Cette décision est une illustration d’un phénomène omniprésent dans tous les contrats et notamment les contrats informatiques : les clauses abusives. Ces contrats informatiques sont très spécifiques, techniques et souvent obscurs pour le consommateur et le non professionnel de l’informatique. Ils contiennent souvent des clauses abusives prohibées par la loi.

Les professionnels ont donc souvent recours aux clauses abusives des contrats informatiques.

Un professionnel de l’informatique ne doit pas imposer des clauses aux consommateurs ou aux non professionnels : l’équilibre contractuel ne doit pas être rompu. L’application de la théorie des clauses abusives va permettre aux non professionnels ou aux consommateurs d’être protégés, de faire valoir leurs droits vis-à-vis des professionnels qui imposent ces clauses illicites.

Le fléau des clauses abusives des contrats informatiques doit être activement combattu.

Face à un contrat informatique (contrats d’accès à Internet, de création de logiciel, de fourniture de matériels informatiques, etc.), il est nécessaire de :

* déterminer si la théorie des clauses abusives trouve à s’appliquer (1),
* et si tel est le cas, sanctionner lesdites clauses déclarées et jugées abusives (2).

I.  La détermination des clauses abusives dans les contrats informatiques

L’article L212-1 du Code de la consommation modifié par ordonnance du 10 février 2016 énonce que « dans les contrats conclus entre professionnels et non professionnels ou consommateurs, sont abusives les clauses qui ont pour objet ou pour effet de créer, au détriment du non professionnel ou du consommateur, un déséquilibre significatif entre les droits et obligations des parties au contrat ».

Selon la loi, pour qu’une clause soit abusive, il faut :

A) Un contrat entre un professionnel et un non professionnel ou un consommateur

Le professionnel est la personne physique ou morale qui contracte dans l’exercice d’une activité professionnelle.

Il apparaît évident que le fournisseur d’accès à Internet, l’hébergeur, le créateur de logiciel ou encore le fournisseur de matériel informatique est un professionnel.

Mais quant est-il de l’autre partie ? S’agit-il d’un consommateur/non professionnel ou d’un professionnel ? L’enjeu est important car si le cocontractant est un professionnel, la théorie des clauses abusives ne trouvera pas à s’appliquer !

Un consommateur est un profane qui n’a aucune expérience professionnelle dans le domaine où il contracte (CA Paris, 3 juillet 1998).

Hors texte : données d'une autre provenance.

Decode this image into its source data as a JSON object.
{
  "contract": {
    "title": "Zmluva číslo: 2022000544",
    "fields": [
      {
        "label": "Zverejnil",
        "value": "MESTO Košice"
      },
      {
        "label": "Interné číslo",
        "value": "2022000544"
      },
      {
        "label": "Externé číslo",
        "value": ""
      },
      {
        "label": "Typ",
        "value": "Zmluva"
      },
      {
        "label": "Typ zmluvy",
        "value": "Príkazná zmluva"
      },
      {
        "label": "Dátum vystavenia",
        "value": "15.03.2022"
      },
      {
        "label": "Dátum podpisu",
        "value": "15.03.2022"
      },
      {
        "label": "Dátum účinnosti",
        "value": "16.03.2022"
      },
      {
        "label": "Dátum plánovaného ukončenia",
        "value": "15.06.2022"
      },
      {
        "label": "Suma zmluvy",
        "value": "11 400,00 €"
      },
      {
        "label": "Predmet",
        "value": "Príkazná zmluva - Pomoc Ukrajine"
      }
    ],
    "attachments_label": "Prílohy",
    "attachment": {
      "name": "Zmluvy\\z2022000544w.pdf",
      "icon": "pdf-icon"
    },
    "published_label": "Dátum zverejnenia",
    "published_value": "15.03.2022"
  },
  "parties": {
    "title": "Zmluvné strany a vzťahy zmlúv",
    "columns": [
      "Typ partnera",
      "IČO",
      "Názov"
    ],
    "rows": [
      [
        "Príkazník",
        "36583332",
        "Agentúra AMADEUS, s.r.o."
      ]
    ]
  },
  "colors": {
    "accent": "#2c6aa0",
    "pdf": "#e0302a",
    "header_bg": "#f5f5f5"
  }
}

Il conclut ce contrat de biens de consommation ou de services pour son usage personnel. Un non professionnel est un professionnel qui conclu un contrat dans le cadre de son activité professionnelle, en dehors de sa sphère de compétence et sans rapport direct avec son activité professionnelle.

Depuis la loi n°2014-344 du 17 mars 2014, dite « Loi Hamon »,  un article préliminaire inséré dans le Code de la consommation donne une définition du terme « consommateur ». Il s’agit de : « toute personne physique qui agit à des fins qui n'entrent pas dans le cadre de son activité commerciale, industrielle, artisanale ou libérale ».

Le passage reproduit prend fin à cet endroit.